Designing Fixed Layout Ebooks for Various Screen Resolution Tablets

Preparing for Fixed Layout Ebook Design

Screen Resolution and Ratio Chart for fixed layout ebooks

 

Are you preparing artwork for a fixed layout e-hanced book or interactive book? Or maybe it’s something you are curious about. It’s important to know the specs for the device it will display on. Currently, Apple’s iPad is getting the lion’s share of artfully designed enhanced and interactive books. Yet there are many tablets available to consumers with an assortment of screen resolutions, or sizes.

If you are coming from a traditional pbook (paper book) background to the fixed layout ebook world, you’ll find that there are some restrictions and many liberties in designing for ebooks. Today, we’ll look at just one possible restriction: restricted screen size compared to large formatted pbooks.

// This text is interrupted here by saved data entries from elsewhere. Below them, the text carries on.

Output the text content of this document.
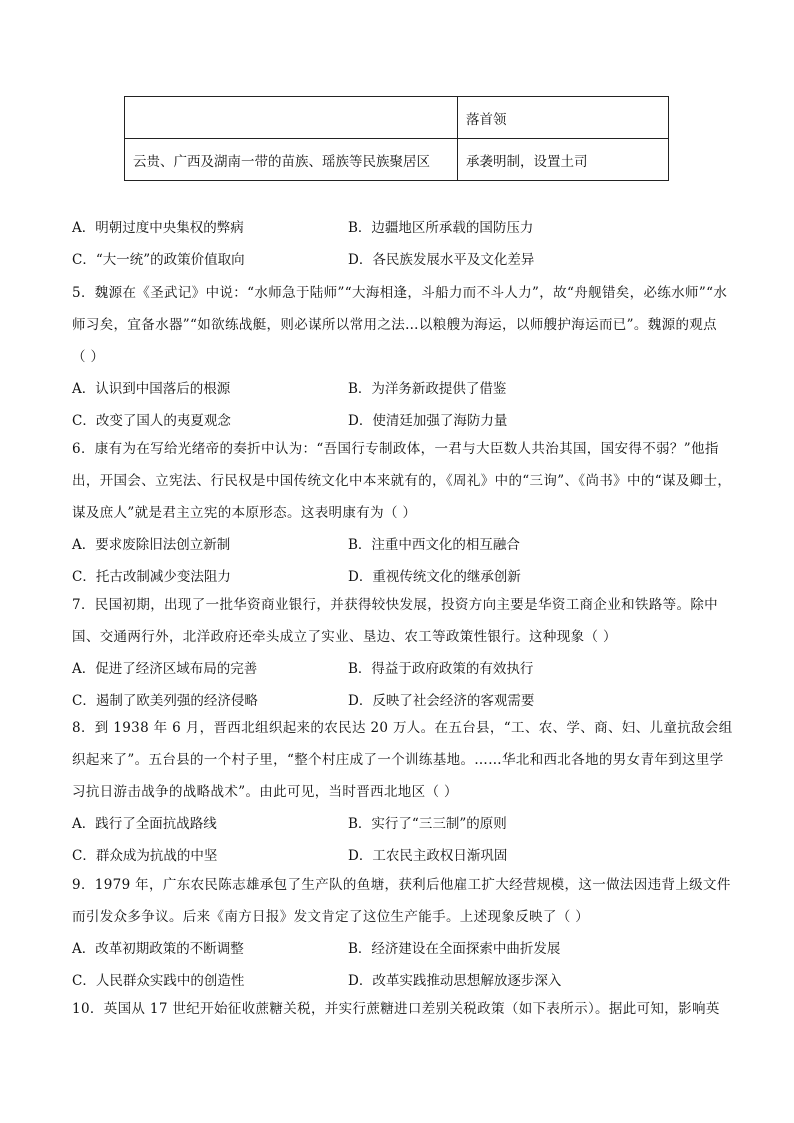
	落首领
云贵、广西及湖南一带的苗族、瑶族等民族聚居区	承袭明制，设置土司
A．明朝过度中央集权的弊病	B．边疆地区所承载的国防压力
C．“大一统”的政策价值取向	D．各民族发展水平及文化差异
5．魏源在《圣武记》中说：“水师急于陆师”“大海相逢，斗船力而不斗人力”，故“舟舰错矣，必练水师”“水
师习矣，宜备水器”“如欲练战艇，则必谋所以常用之法…以粮艘为海运，以师艘护海运而已”。魏源的观点
（ ）
A．认识到中国落后的根源	B．为洋务新政提供了借鉴
C．改变了国人的夷夏观念	D．使清廷加强了海防力量
6．康有为在写给光绪帝的奏折中认为：“吾国行专制政体，一君与大臣数人共治其国，国安得不弱？”他指
出，开国会、立宪法、行民权是中国传统文化中本来就有的，《周礼》中的“三询”、《尚书》中的“谋及卿士，
谋及庶人”就是君主立宪的本原形态。这表明康有为（ ）
A．要求废除旧法创立新制	B．注重中西文化的相互融合
C．托古改制减少变法阻力	D．重视传统文化的继承创新
7．民国初期，出现了一批华资商业银行，并获得较快发展，投资方向主要是华资工商企业和铁路等。除中
国、交通两行外，北洋政府还牵头成立了实业、垦边、农工等政策性银行。这种现象（ ）
A．促进了经济区域布局的完善	B．得益于政府政策的有效执行
C．遏制了欧美列强的经济侵略	D．反映了社会经济的客观需要
8．到 1938 年 6 月，晋西北组织起来的农民达 20 万人。在五台县，“工、农、学、商、妇、儿童抗敌会组
织起来了”。五台县的一个村子里，“整个村庄成了一个训练基地。……华北和西北各地的男女青年到这里学
习抗日游击战争的战略战术”。由此可见，当时晋西北地区（ ）
A．践行了全面抗战路线	B．实行了“三三制”的原则
C．群众成为抗战的中坚	D．工农民主政权日渐巩固
9．1979 年，广东农民陈志雄承包了生产队的鱼塘，获利后他雇工扩大经营规模，这一做法因违背上级文件
而引发众多争议。后来《南方日报》发文肯定了这位生产能手。上述现象反映了（ ）
A．改革初期政策的不断调整	B．经济建设在全面探索中曲折发展
C．人民群众实践中的创造性	D．改革实践推动思想解放逐步深入
10．英国从 17 世纪开始征收蔗糖关税，并实行蔗糖进口差别关税政策（如下表所示）。据此可知，影响英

You’ve possibly have held a beautifully designed coffee table book and marveled at the large color reproduction of a painting or photograph. Unless you have a very small coffee table, your digital coffee table book will seem rather small in comparison.

Tablet Resolutions

The chart above shows 10 of the leading tablets and their screen resolutions. The iPad stands alone with its 1024 X 768 resolution. Even if you’re designing a fixed layout book for one tablet size, it’s important to look ahead just in case your book becomes so popular that it would reach a larger audience if it were reformatted for other tablets.

As you can see from the chart, there are currently four major screen resolutions. As mentioned earlier, the iPad and its iOS operating system is the most popular for interactive book content. However, tablets using the Android operating system have a large installed base and the designer should consider designing for it as well. Keep an eye on the Kindle Fire. Although it uses the Android operating system, it is highly customized, which makes it stand alone as does the iPad. This will necessitate a rebuild of your book. Yet with their marketing muscle and popularity, (even though they have yet to release the tablet), they may be soon courting authors and designers to provide content for the Fire with some very enticing offers.

Plan Ahead

I’ll go deeper into fixed layout designing for tablets in a later post, but I’ll leave you with this one final suggestion. When you are preparing full screen graphics, you might plan your layout for the 1280 X 800 resolution. Then put guides over your design that matches a smaller resolution. Put the most important elements of the designs within the smaller size while keeping the artwork interesting in the outlying areas. This way, you can save the file under a new name, then crop the image. Later, if you decide to build your book for the larger resolution screen, you will have minimal work to cause it to fit comfortably in the larger format.

What’s your plan for designing for ebooks? We’d love to hear about it.